PremuNet can extract information from multiple views and combine them interactively through pre-training and fine-tuning. The network consists of two branches: a Transformer-GNN branch that extracts SMILES and graph information, and a Fusion Net branch that extracts graph and conformation information, called PermuNet-L and PermuNet-H respectively. We employ masked self-supervised methods to enable the model to learn information fusion and achieve improved performance in downstream tasks.
Our pre-training process employs both the ChEMBL and PCQM4M datasets. The ChEMBL dataset can be accessed through this link, while the PCQM4M dataset is available for download here.
We use MoleculeNet as our benchmark test. The datasets and splits of MoleculeNet in our experiment are available at this link. Download and unzip it into your dataset directory.
We have added 3D coordinates to the molecules in MoleculeNet to further improve prediction performance. The source for these 3D coordinates can be accessed via here.
You should download the molecule_net.tar.gz
file. Unzip it and place it in your dataset directory
pip install -r requirements.txt
The pretraining weights can be found at this link. Please download them to the project root directory and unzip them. If you want to train your own pre-training weights, you can refer to the following steps.

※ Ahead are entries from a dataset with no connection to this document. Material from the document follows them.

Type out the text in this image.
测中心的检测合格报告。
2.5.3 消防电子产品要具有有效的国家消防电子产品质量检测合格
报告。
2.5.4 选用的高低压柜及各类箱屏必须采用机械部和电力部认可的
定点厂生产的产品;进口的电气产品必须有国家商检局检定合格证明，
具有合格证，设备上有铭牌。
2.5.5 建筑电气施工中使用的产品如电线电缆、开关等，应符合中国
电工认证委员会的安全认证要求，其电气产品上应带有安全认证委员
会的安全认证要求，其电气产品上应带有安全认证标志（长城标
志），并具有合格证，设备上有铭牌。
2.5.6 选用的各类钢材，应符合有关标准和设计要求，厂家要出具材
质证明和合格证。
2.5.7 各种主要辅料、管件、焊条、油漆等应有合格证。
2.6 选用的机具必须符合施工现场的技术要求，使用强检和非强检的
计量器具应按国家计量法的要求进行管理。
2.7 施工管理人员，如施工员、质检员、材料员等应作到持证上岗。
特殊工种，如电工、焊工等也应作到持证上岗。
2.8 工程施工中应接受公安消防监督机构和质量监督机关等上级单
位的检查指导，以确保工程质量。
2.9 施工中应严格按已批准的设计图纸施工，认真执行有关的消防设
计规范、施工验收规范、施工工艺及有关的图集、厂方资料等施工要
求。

Step 1: Download PCQM4M Dataset
Step 2:
cd Transformer1D
python pretrain_trfm.py --data /pcqm4m-v2/raw/data.csv.gz
Note that you should replace parameter with your own data path.
The pre-training of Graph-Level Transformer can follow the introduction in this link.
PremuNet-H module, we used the code from this link. You can consider using their code and steps for pre-training, or use our code with the following steps:
cd UnifiedMolPretrain
python train.py --num-layers 12 --batch-size 128 --enable-tb --node-attn --use-bn --pred-pos-residual --mask-prob 0.25
The configuration files for each dataset are located in the /configs directory. These parameters can be utilized directly as provided, or they can be modified as needed. The step for finetuning on MoleculeNet is as follows
You should unzip the downloaded dataset and place them separately under the /dataset/
directory.
python pretrans_data.py --dataset_dir ${your dataset directory}
bash evaluate_all.sh
Zhang H, Wu J, Liu S, et al. A pre-trained multi-representation fusion network for molecular property prediction[J]. Information Fusion, 2024, 103: 102092.
This project utilizes the code from the UnifiedMolPretrain and Smiles-Transformer projects. The successful implementation of this project is attributed to the outstanding research papers and well-structured code provided by these initiatives.